Switching the Primary, manually or automatically, performs the following steps within the dataservice:
Set the Primary node to offline state. New connections to the Primary are rejected, and writes to the Primary are stopped.
On the Replica that will be promoted, switch the datasource offline. New connections are rejected, stopping reads on this Replica.
Kill any outstanding client connections to the Primary data source,
except those belonging to the
tungsten
account.
Send a heartbeat transaction between the Primary and the Replica, and wait until this transaction has been received. Once received, the THL on Primary and Replica are up to date.
Perform the switch:
Configure all remaining replicators offline
Configure the selected Replica as the new Primary.

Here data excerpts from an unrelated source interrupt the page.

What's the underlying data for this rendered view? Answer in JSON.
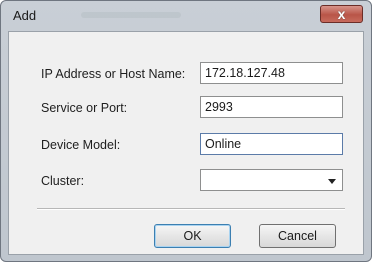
{
  "window": {
    "title": "Add",
    "close_glyph": "x",
    "close_icon": "close-icon"
  },
  "form": {
    "ip": {
      "label": "IP Address or Host Name:",
      "value": "172.18.127.48"
    },
    "port": {
      "label": "Service or Port:",
      "value": "2993"
    },
    "model": {
      "label": "Device Model:",
      "value": "Online"
    },
    "cluster": {
      "label": "Cluster:",
      "value": "",
      "dropdown_icon": "chevron-down-icon"
    }
  },
  "buttons": {
    "ok_label": "OK",
    "cancel_label": "Cancel"
  },
  "colors": {
    "close_button": "#b95548",
    "dialog_background": "#f0f0f0",
    "default_button_border": "#3c7fb1"
  }
}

Set the new Primary to the online state.
New connections to the Primary are permitted.
Configure the remaining Replicas to use the new Primary as the Primary datasource.
Update the connector configurations and enable client connections to connect to the Primaries and Replicas.
The switching process is monitored by Tungsten Cluster, and if the process fails, either due to a timeout or a recoverable error occurs, the switch operation is rolled back, returning the dataservice to the original configuration. This ensures that the dataservice remains operational. In some circumstances, when performing a manual switch, the command may need to be repeated to ensure the requested switch operation completes.
The process takes a finite amount of time to complete, and the exact timing and duration will depend on the state, health, and database activity on the dataservice. The actual time taken will depend on how up to date the Replica being promoted is compared to the Primary. The switch will take place regardless of the current status after a delay period.